Poursuivant dans la même direction : la théorie des 5 modalités, qui est le prolongement de la théorie yin / yang, va nous "raconter" plus subtilement l’énergie. Elle fait référence à 5 étapes de la transformation du qi : cycle généré par l’alternance de yin et de yang, correspondant trait pour trait à 5 modes d’expression de la nature. Ces 5 étapes sont symboliquement représentées par le Bois, le Feu, la Terre, le Métal et l’Eau, les 5 éléments. On retrouve une fois de plus l’assimilation de la représentation du corps humain à la nature, au modèle de l’univers. En effet, ces 5 éléments sont les emblèmes qui permettent d’illustrer les aspects spécifiques de l’énergie et les étapes de sa mutation. Ainsi le Feu correspond au yang quand il est à son maximum (yang de yang), l’Eau au yin au minimum (yin de yin), le Bois à l’apparition du yang à partir du yin, le Métal à l’apparition du yin à partir du yang et la Terre représente l’élément central, référence indispensable à toute représentation. Cette théorie est donc une méthode de classification encore plus précise de l’ensemble des phénomènes et du corps humain en particulier. La médecine traditionnelle chinoise associe à ces 5 mouvements 5 organes fonction, 5 viscères, 5 organes des sens, 5 structures, 5 secrétions, 5 émotions, 5 sons…

Voici quelques exemples :
- le Bois, dont les caractéristiques sont la croissance, la souplesse, l’impulsion vitale, mouvement à dominante verticale ascendante spiralée, est associé à la fonction du foie, dont la tendance naturelle est l’expansion. La mise en excès se traduit par la colère, émotion associée… Le foie peut se décliner de la même façon suivant la théorie des 5 mouvements.

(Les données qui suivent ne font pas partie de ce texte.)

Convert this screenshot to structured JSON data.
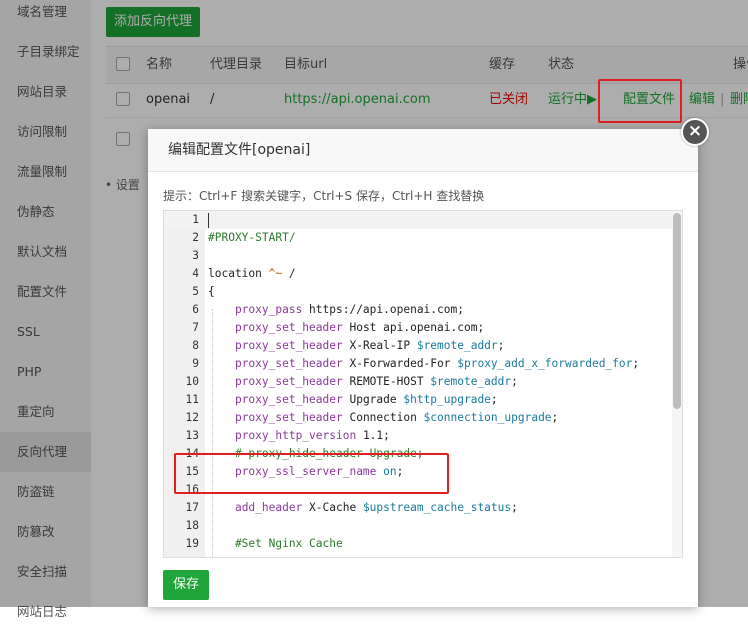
{
  "sidebar": {
    "items": [
      {
        "label": "域名管理"
      },
      {
        "label": "子目录绑定"
      },
      {
        "label": "网站目录"
      },
      {
        "label": "访问限制"
      },
      {
        "label": "流量限制"
      },
      {
        "label": "伪静态"
      },
      {
        "label": "默认文档"
      },
      {
        "label": "配置文件"
      },
      {
        "label": "SSL"
      },
      {
        "label": "PHP"
      },
      {
        "label": "重定向"
      },
      {
        "label": "反向代理"
      },
      {
        "label": "防盗链"
      },
      {
        "label": "防篡改"
      },
      {
        "label": "安全扫描"
      },
      {
        "label": "网站日志"
      }
    ],
    "active_index": 11
  },
  "toolbar": {
    "add_proxy_label": "添加反向代理"
  },
  "table": {
    "headers": {
      "name": "名称",
      "proxy_dir": "代理目录",
      "target_url": "目标url",
      "cache": "缓存",
      "status": "状态",
      "actions": "操作"
    },
    "row": {
      "name": "openai",
      "proxy_dir": "/",
      "target_url": "https://api.openai.com",
      "cache": "已关闭",
      "status": "运行中▶",
      "config": "配置文件",
      "edit": "编辑",
      "sep": "|",
      "delete": "删除"
    }
  },
  "page_note": "设置",
  "dialog": {
    "title": "编辑配置文件[openai]",
    "close_label": "×",
    "hint": "提示：Ctrl+F 搜索关键字，Ctrl+S 保存，Ctrl+H 查找替换",
    "save_label": "保存",
    "lines": [
      {
        "n": "1",
        "t": ""
      },
      {
        "n": "2",
        "t": "#PROXY-START/"
      },
      {
        "n": "3",
        "t": ""
      },
      {
        "n": "4",
        "t": "location ^~ /"
      },
      {
        "n": "5",
        "t": "{"
      },
      {
        "n": "6",
        "t": "    proxy_pass https://api.openai.com;"
      },
      {
        "n": "7",
        "t": "    proxy_set_header Host api.openai.com;"
      },
      {
        "n": "8",
        "t": "    proxy_set_header X-Real-IP $remote_addr;"
      },
      {
        "n": "9",
        "t": "    proxy_set_header X-Forwarded-For $proxy_add_x_forwarded_for;"
      },
      {
        "n": "10",
        "t": "    proxy_set_header REMOTE-HOST $remote_addr;"
      },
      {
        "n": "11",
        "t": "    proxy_set_header Upgrade $http_upgrade;"
      },
      {
        "n": "12",
        "t": "    proxy_set_header Connection $connection_upgrade;"
      },
      {
        "n": "13",
        "t": "    proxy_http_version 1.1;"
      },
      {
        "n": "14",
        "t": "    # proxy_hide_header Upgrade;"
      },
      {
        "n": "15",
        "t": "    proxy_ssl_server_name on;"
      },
      {
        "n": "16",
        "t": ""
      },
      {
        "n": "17",
        "t": "    add_header X-Cache $upstream_cache_status;"
      },
      {
        "n": "18",
        "t": ""
      },
      {
        "n": "19",
        "t": "    #Set Nginx Cache"
      }
    ]
  },
  "colors": {
    "accent": "#20a53a",
    "danger": "#ef0808",
    "highlight_box": "#e02020"
  }
}
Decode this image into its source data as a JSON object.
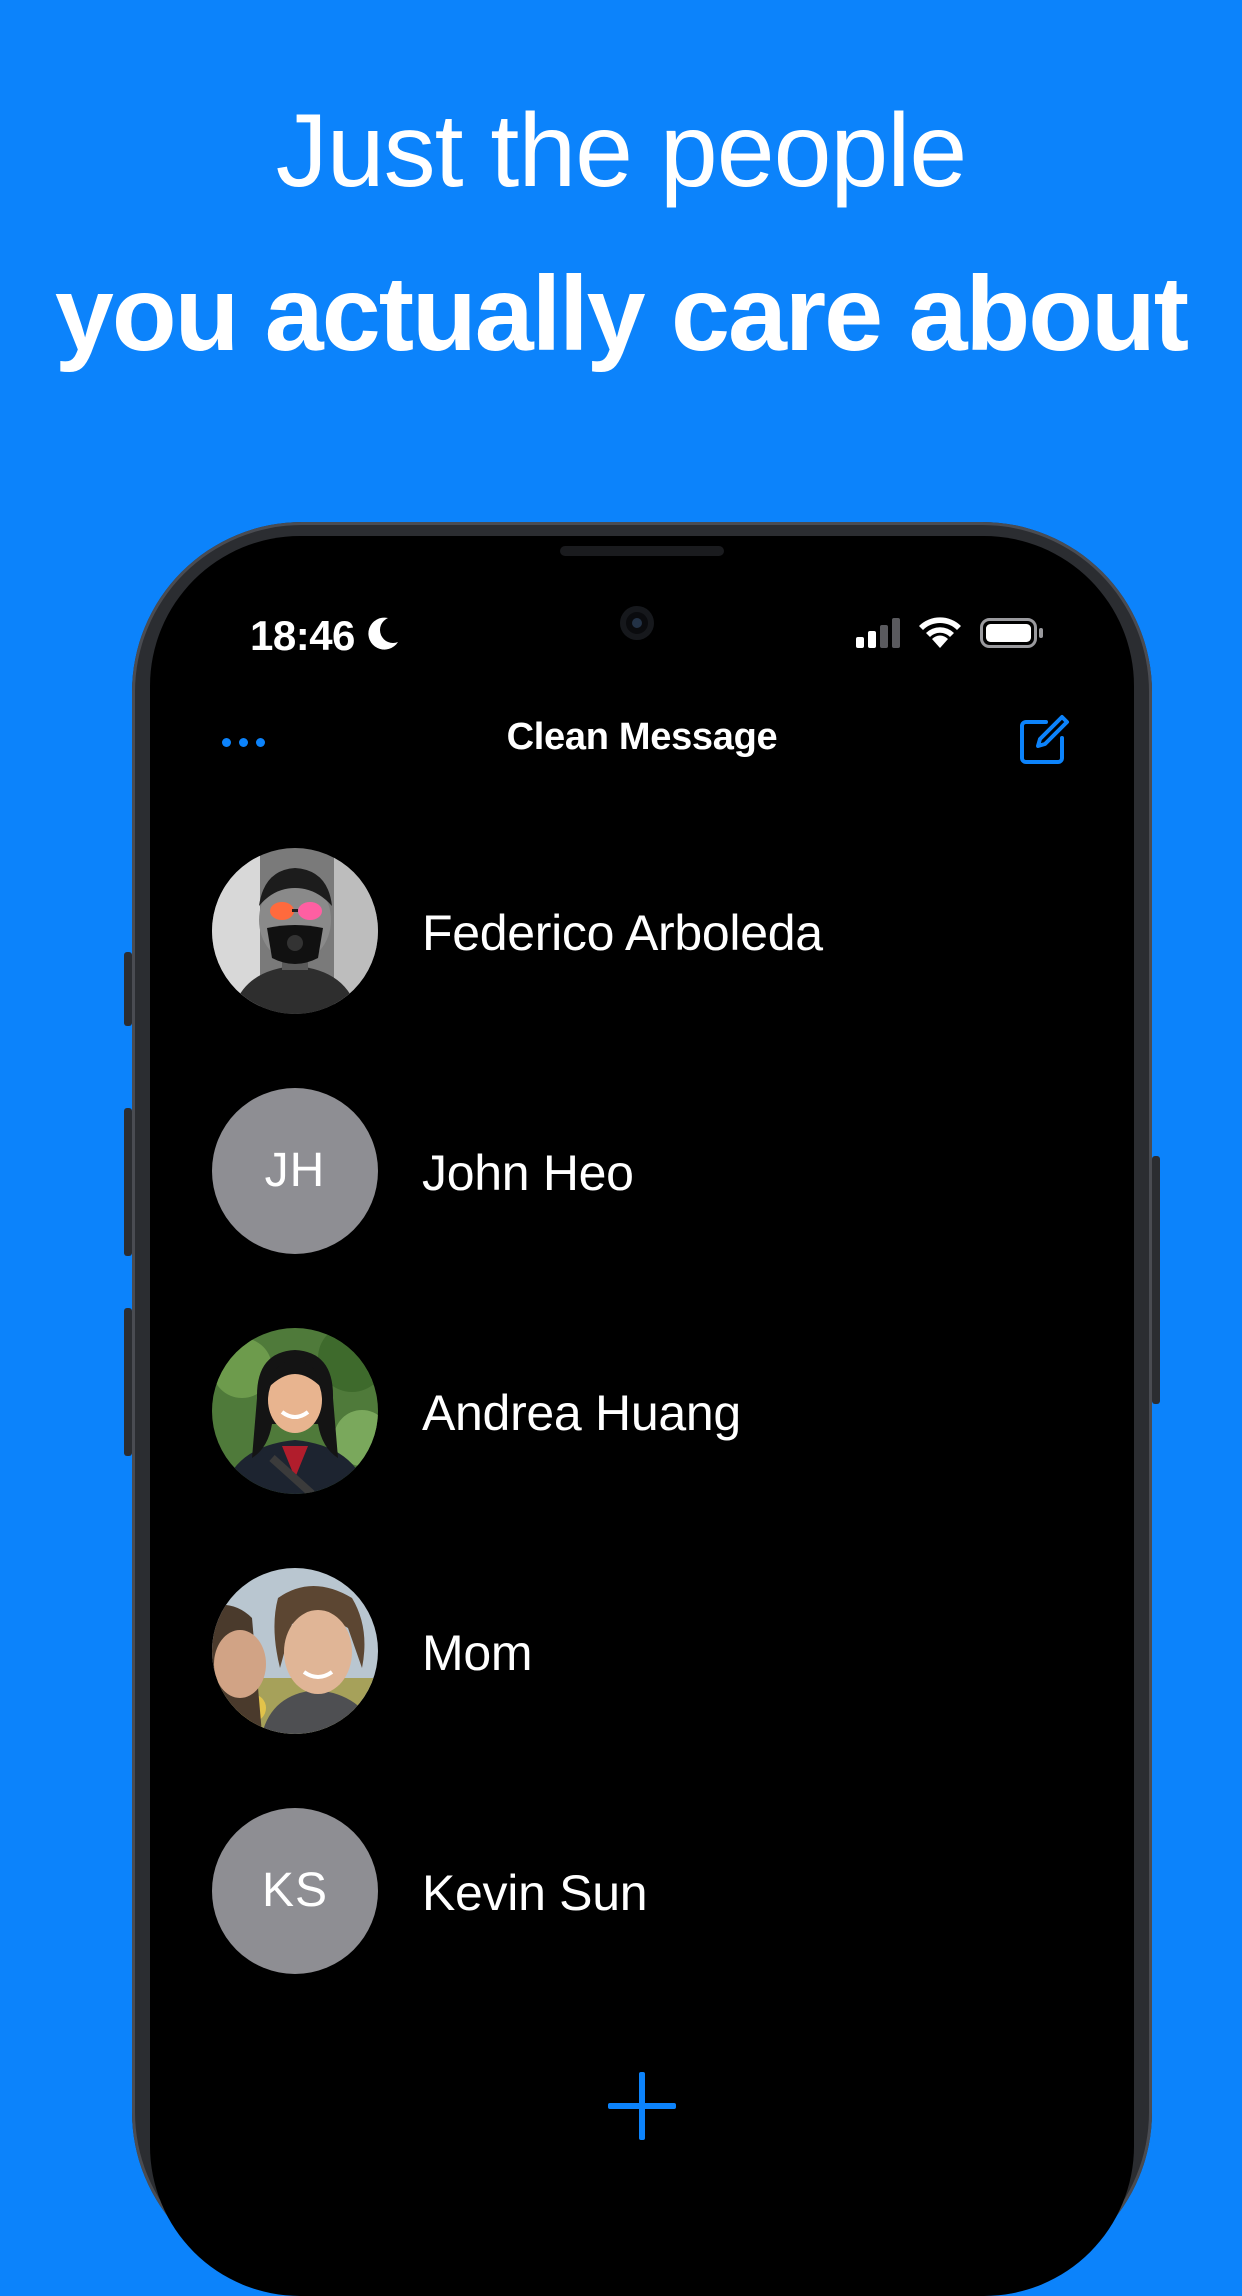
{
  "promo": {
    "headline_line1": "Just the people",
    "headline_line2": "you actually care about"
  },
  "status_bar": {
    "time": "18:46",
    "icons": [
      "moon-icon",
      "cellular-signal-icon",
      "wifi-icon",
      "battery-icon"
    ]
  },
  "nav": {
    "title": "Clean Message",
    "more_icon": "ellipsis-icon",
    "compose_icon": "compose-icon"
  },
  "contacts": [
    {
      "name": "Federico Arboleda",
      "avatar": "photo"
    },
    {
      "name": "John Heo",
      "avatar": "initials",
      "initials": "JH"
    },
    {
      "name": "Andrea Huang",
      "avatar": "photo"
    },
    {
      "name": "Mom",
      "avatar": "photo"
    },
    {
      "name": "Kevin Sun",
      "avatar": "initials",
      "initials": "KS"
    }
  ],
  "add_button_icon": "plus-icon",
  "colors": {
    "background": "#0c83fb",
    "accent": "#0c83fb",
    "screen": "#000000",
    "initials_avatar": "#8e8e93"
  }
}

- les caractéristiques du Feu sont la production de chaleur et le mouvement ascendant : on lui associe le Cœur.

- la Terre quant à elle, est dans la production et la transformation, ainsi que dans le transport des liquides et des éléments nutritifs (la rate).

- le Métal a des propriétés de malléabilité, dureté et par extension la capacité à trancher, élaguer (le poumon).

- l’Eau humidifie, s’écoule vers le bas, s’accumule et par extension conserve et thésaurise (le rein).

Ces 5 mouvements sont constitués en système, ils sont interdépendants et constamment en relation les uns avec les autres. Ils sont reliés entre eux selon 4 relations : 

- la relation d’engendrement et la relation de domination, qui sont des relations qui permettent l’équilibre

- la relation d’oppression et la relation d’outrage, qui deviennent pathologiques.

Ainsi le philosophe/médecin chinois tire ses principes de ses observations du monde de la nature. Pareil au soleil qui prend son essor dans la nuit, qui brille de plein feu à midi et qui décline jusqu’à minuit, il détecte un mouvement ascendant puis descendant avec ses points de transformation. A partir de là, il définit un système de fonctionnement de l’univers qu’il rapporte à l’homme en interaction avec son milieu. C’est la théorie du yin/yang qui, déclinée en 4 saisons et 5 changements racontent l’énergie. Tout comme les 4 saisons rythment l’énergie au cours de l’année, celle-ci rythme le quotidien de notre corps par ses cycles de montée d’énergie, de croissance, de collecte et de conservation. A l’inverse de certains modèles bio-médicaux, la perception chinoise de l’être humain est celle d’un champ (ou système) énergétique intégré, qui tel un cosmos en miniature, englobe chaque parcelle de notre corps, chaque micro pulsion de notre système nerveux ainsi que chaque pensée de notre état émotionnel.

Ainsi, la " mobilisation " de l’énergie prend un sens profond. En pratiquant le qi gong, nous nous livrons à une activité qui influence tout notre être.